李守中忍不住道:“王大人,天就要亮了,再上一柱香试试?”
“嗯!”
王子腾面色阴沉,领着众人,再次上香。
可是依然没有回应。
王子腾的面色更加阴沉,这是前所未有的,诸圣无一回应,轮到自己当主考,就出了这样的事?
“这……”
华英似有所悟,看向王宵的试卷,迟疑道:“莫非是至圣先师对此次会试榜单不满,故而留榜不发?”

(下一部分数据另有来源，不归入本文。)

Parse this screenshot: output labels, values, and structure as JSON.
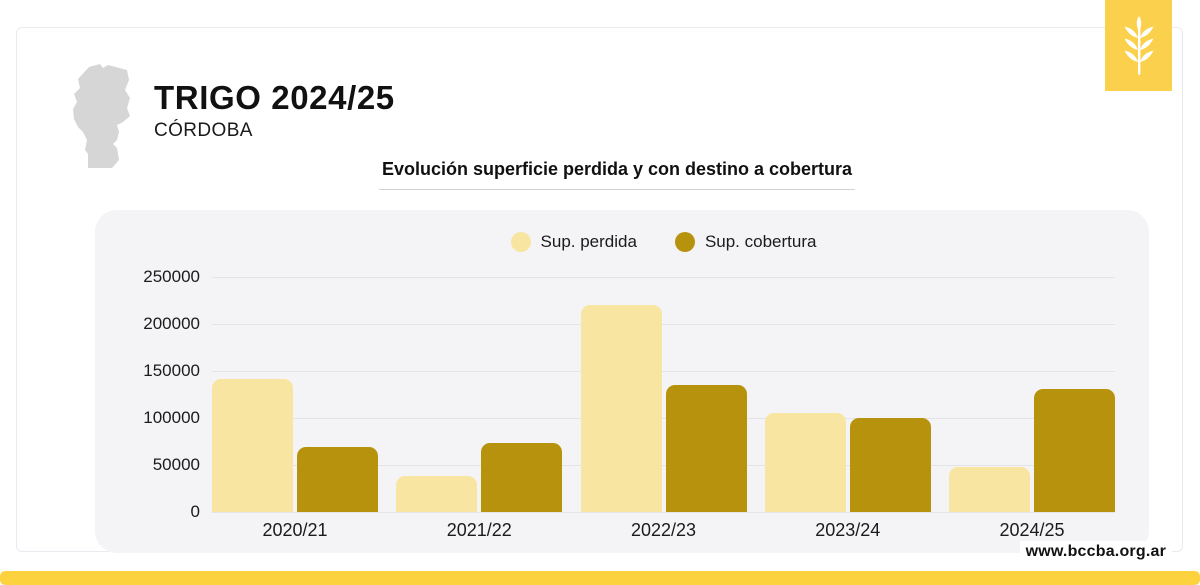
{
  "header": {
    "title": "TRIGO 2024/25",
    "subtitle": "CÓRDOBA"
  },
  "chart": {
    "title": "Evolución superficie perdida y con destino a cobertura"
  },
  "footer": {
    "url": "www.bccba.org.ar"
  },
  "icons": {
    "wheat": "wheat-spike-icon",
    "map": "cordoba-province-silhouette"
  },
  "colors": {
    "accent_yellow": "#FBD04C",
    "bottom_bar_yellow": "#FDD23F",
    "panel_bg": "#F4F4F6",
    "gridline": "#E3E3E8",
    "map_gray": "#D6D6D6",
    "text_dark": "#1b1b1b",
    "bar_light": "#F7E5A1",
    "bar_dark": "#B7930D"
  },
  "chart_data": {
    "type": "bar",
    "title": "Evolución superficie perdida y con destino a cobertura",
    "categories": [
      "2020/21",
      "2021/22",
      "2022/23",
      "2023/24",
      "2024/25"
    ],
    "series": [
      {
        "name": "Sup. perdida",
        "color": "#F7E5A1",
        "values": [
          142000,
          38000,
          220000,
          105000,
          48000
        ]
      },
      {
        "name": "Sup. cobertura",
        "color": "#B7930D",
        "values": [
          69000,
          73000,
          135000,
          100000,
          131000
        ]
      }
    ],
    "ylim": [
      0,
      250000
    ],
    "yticks": [
      0,
      50000,
      100000,
      150000,
      200000,
      250000
    ],
    "grid": true,
    "legend_position": "top"
  }
}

王子腾也想到了这个可能,这小子何德何能,竟让诸圣青睐?
本来贬黜王宵,只是应了王夫人的请求,区区一个学子,顺手压一压,谁也不会说他半个不是,可现在已经不单单压王宵了,而是上升到了政治高度!
考官与考生发生争执,诸圣帮考生,却不理会考官,这意味着什么?
德不配位啊!
他很不愿意把王宵塞进榜单,这会让天下人都知道,诸圣对他不满!
而儒家诸圣,是读书人的精神信仰,这会引发什么样的后果?
时乐不经意的瞥了眼王子腾,也道:“按律,天亮即放榜,如今还有半个时辰不到了,倘若放不了榜,必于朝野引发震动,王大人不妨将那份文气三尺一的试卷放上去试试?倘若无关,咱们再找找别的原因。”
这话很重了,你王子腾现在退一步,只是丢了面子,但如为了一己私怨放不了榜,却是丑闻,影响的是我们大家!

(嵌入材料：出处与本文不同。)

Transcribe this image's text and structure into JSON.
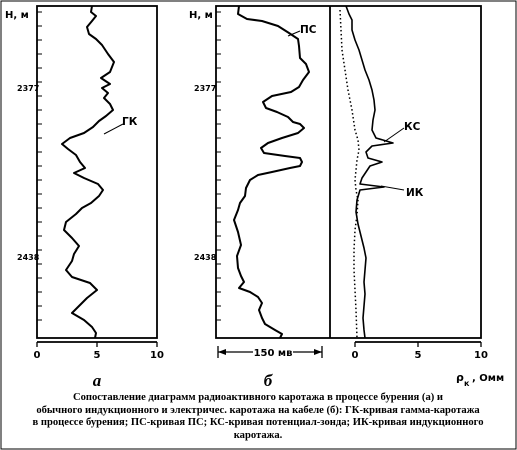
{
  "panel_a": {
    "depth_axis_label": "H, м",
    "depth_tick_upper": "2377",
    "depth_tick_lower": "2438",
    "curve_label": "ГК",
    "scale_ticks": [
      "0",
      "5",
      "10"
    ],
    "letter": "а"
  },
  "panel_b": {
    "depth_axis_label": "H, м",
    "depth_tick_upper": "2377",
    "depth_tick_lower": "2438",
    "curve_label": "ПС",
    "scale_label": "150 мв",
    "letter": "б"
  },
  "panel_c": {
    "curve_label_ks": "КС",
    "curve_label_ik": "ИК",
    "scale_ticks": [
      "0",
      "5",
      "10"
    ],
    "axis_symbol": "ρ",
    "axis_subscript": "к",
    "axis_unit": ", Омм"
  },
  "caption": [
    "Сопоставление диаграмм радиоактивного каротажа в процессе бурения (а) и",
    "обычного индукционного и электричес. каротажа на кабеле (б): ГК-кривая гамма-каротажа",
    "в процессе бурения; ПС-кривая ПС; КС-кривая потенциал-зонда; ИК-кривая индукционного",
    "каротажа."
  ]
}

会试考官由各部正印堂官担任,既便是王子腾,都不敢一并得罪,同时,隐约又给了王子腾一线希望,万一和那三尺一文气无关呢?
“罢了,把最后一份取下,替换上去!”
王子腾心里很不舒服,但还是挥了挥手,抬眼看去。
有吏员拿王宵的试卷替换下排在最后的一份。
轰!
孟子像文气爆发,王子腾的心肝也猛的一抽,文气化作一百零五个光点,落在了试卷上!
显然,问题就是那份三尺一的试卷!
时乐暗暗冷笑,便道:“撕开糊名,腾抄罢!”
“是!”
吏员看了眼王子腾,见无异义,遂撕开糊名,格外留意被塞进来的那份试卷。
考生:王宵!
“王大人,这腾抄的顺序……”
吏员迟疑道。
“既是顶掉了最后一名,低低取了便是,当然抄在最后!”
王子腾不耐道。
吏员还想说什么,却被时乐与华英同时以眼神打住。
这是欺负王子腾不懂事,会试除了第一名会元,其余一百零四人在理论上,不分排名,但是抄在最后,会被默认为最后一名。

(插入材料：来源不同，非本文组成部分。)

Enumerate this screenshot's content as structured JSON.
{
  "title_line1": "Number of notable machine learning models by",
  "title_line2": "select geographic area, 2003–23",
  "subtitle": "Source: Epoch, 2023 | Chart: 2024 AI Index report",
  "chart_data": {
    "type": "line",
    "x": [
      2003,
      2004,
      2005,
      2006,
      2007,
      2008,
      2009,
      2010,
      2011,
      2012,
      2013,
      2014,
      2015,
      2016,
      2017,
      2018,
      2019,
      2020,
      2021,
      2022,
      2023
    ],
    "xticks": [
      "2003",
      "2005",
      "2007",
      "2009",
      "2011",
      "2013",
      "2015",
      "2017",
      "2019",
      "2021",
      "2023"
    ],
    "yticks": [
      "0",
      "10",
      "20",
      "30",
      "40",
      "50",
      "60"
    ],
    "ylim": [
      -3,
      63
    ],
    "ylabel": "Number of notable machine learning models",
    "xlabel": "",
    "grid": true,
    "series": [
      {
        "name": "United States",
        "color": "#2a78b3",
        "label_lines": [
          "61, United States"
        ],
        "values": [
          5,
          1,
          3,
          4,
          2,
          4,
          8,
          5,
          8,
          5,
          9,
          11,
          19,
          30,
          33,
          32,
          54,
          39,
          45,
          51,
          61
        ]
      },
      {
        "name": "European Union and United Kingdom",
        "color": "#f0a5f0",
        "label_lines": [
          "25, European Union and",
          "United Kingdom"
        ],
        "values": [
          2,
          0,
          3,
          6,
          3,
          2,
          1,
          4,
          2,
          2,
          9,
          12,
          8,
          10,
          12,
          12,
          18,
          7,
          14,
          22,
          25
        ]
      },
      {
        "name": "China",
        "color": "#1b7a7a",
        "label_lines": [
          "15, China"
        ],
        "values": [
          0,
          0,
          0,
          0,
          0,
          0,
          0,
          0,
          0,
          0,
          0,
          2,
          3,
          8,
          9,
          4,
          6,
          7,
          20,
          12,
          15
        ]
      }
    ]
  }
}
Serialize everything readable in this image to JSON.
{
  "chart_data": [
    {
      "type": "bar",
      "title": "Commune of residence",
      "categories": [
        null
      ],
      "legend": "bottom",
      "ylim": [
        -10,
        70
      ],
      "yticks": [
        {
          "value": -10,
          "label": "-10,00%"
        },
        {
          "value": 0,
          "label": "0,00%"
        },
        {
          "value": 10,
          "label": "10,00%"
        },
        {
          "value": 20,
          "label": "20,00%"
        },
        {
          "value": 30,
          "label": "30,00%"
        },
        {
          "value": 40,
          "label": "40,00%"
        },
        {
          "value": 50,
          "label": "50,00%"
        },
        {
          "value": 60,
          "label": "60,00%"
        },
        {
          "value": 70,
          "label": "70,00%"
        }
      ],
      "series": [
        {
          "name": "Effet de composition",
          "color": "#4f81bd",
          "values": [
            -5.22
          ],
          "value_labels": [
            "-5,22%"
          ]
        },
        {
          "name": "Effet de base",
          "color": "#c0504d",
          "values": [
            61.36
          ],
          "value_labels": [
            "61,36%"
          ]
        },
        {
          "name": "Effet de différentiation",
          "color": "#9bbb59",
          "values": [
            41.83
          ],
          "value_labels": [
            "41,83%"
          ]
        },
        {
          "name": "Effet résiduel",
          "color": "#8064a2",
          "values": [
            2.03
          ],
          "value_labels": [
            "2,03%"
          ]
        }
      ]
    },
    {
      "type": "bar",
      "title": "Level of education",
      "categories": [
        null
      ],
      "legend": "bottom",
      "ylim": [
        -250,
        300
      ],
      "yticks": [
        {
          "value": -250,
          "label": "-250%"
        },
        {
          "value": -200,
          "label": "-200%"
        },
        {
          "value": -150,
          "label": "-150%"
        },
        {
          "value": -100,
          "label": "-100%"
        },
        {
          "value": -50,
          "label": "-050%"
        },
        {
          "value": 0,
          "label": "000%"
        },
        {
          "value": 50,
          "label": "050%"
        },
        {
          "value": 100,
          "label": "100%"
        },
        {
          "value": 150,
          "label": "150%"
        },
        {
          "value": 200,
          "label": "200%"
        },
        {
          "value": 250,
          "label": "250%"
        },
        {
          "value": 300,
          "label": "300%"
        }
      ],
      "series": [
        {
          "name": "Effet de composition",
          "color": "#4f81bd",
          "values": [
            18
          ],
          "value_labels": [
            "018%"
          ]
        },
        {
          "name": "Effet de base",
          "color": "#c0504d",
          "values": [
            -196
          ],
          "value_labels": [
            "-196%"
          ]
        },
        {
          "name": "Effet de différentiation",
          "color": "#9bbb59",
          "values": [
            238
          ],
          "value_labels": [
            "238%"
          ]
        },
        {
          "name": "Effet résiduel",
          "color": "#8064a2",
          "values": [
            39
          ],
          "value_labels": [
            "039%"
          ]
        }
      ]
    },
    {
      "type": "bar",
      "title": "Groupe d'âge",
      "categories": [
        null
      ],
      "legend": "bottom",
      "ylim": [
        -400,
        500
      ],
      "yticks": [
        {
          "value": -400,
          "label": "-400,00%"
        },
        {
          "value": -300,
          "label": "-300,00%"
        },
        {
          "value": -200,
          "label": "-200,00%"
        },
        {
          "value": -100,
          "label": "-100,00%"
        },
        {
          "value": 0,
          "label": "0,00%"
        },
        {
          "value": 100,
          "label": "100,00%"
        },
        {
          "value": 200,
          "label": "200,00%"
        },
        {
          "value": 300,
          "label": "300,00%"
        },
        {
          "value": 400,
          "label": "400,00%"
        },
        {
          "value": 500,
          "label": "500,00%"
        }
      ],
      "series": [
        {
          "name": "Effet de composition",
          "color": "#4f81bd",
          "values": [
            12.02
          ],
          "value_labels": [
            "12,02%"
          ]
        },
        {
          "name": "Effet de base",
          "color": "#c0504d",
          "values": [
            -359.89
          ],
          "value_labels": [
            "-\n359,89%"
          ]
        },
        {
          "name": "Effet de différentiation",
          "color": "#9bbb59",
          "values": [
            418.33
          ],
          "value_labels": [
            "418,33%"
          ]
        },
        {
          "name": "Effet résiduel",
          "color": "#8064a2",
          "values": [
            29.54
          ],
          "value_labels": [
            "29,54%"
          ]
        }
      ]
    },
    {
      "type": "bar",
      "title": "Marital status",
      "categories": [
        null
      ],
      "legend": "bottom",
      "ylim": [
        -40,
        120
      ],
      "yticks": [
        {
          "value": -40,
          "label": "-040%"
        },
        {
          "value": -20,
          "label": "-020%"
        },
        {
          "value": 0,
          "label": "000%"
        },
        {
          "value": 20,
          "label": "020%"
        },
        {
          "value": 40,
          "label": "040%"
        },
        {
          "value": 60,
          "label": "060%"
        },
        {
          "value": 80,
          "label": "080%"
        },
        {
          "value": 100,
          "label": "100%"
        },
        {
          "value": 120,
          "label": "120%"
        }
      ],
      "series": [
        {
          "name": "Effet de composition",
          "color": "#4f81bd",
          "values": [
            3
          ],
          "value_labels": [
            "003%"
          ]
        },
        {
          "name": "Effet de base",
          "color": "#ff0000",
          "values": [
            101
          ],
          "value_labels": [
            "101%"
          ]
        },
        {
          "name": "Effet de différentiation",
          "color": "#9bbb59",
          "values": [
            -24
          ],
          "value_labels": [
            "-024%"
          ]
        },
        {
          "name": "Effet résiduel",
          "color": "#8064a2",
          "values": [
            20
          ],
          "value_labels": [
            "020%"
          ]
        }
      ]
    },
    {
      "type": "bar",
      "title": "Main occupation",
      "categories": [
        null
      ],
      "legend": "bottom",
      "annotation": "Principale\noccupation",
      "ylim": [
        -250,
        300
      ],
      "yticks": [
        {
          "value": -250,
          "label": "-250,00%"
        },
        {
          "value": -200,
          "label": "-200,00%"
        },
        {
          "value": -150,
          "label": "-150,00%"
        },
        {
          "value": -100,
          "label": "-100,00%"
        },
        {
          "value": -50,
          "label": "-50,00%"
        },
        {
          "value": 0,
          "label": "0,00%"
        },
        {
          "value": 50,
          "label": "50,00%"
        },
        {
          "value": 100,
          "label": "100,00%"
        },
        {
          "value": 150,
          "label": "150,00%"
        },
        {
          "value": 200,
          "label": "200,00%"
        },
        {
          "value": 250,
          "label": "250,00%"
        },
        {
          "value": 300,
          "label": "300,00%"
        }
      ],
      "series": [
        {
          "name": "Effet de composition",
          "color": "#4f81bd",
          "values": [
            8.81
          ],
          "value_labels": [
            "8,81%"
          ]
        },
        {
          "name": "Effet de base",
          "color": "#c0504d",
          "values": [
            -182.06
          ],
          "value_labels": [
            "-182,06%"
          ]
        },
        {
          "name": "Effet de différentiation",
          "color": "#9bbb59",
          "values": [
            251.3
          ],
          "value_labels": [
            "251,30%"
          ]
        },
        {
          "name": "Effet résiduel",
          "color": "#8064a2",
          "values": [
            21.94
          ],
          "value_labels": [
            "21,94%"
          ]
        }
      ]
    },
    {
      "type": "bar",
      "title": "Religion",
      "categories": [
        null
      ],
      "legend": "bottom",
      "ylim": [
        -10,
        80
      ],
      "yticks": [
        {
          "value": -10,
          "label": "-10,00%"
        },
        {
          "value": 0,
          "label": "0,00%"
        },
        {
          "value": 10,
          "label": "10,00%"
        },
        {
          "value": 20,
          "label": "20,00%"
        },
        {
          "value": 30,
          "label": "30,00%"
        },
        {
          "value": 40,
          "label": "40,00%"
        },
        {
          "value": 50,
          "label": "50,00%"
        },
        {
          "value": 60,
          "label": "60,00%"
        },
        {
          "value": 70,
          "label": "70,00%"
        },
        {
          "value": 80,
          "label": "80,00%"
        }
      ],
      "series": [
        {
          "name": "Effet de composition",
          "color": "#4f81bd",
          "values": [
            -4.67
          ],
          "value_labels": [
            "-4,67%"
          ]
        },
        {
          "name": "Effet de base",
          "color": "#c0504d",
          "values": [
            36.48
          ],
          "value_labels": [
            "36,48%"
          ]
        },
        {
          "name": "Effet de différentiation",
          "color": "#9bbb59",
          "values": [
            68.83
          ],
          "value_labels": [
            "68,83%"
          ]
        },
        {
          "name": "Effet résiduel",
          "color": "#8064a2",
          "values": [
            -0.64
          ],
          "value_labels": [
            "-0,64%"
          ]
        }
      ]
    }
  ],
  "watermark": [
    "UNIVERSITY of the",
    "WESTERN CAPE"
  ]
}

如果王宵考的一般倒也罢了,可现实是文气第一,这样的人,排在最后,到了殿试时,别说三甲,就是中个两榜进士都会让王子腾拉不下脸。
二人是走科举正途入的仕,一场场考下来,宦海浮沉,真刀真枪拼杀多年,才有了现今的地位,最看不顺眼的,便是以幸进身的勋贵子弟。
他们虽然不敢明面上得罪王子腾,却不介意背后挖挖坑。
吏员也不愿多事,按顺序腾抄名录,王宵位列第一百零五!
腾抄完毕,五名考官分别盖上大印,在印落的那一刹,试卷上,孟子留下的文气烙印纷纷跃起,与榜单上的名字相结合,顿时金光闪闪!
……
天未透亮,各路举子便往国子监赶,王宵也出了门,却是吱呀一声,王太常家的门也开了,小翠牵着扭来扭去的元丰出来,挥手道:“王哥哥,你一定能中的!”
“托你吉言!”
王宵笑着抱了抱拳,转身而去。
当赶到国子监的时候,门前已经围满了举子,均是翘首以待,面孔都有多多少少的紧张之色。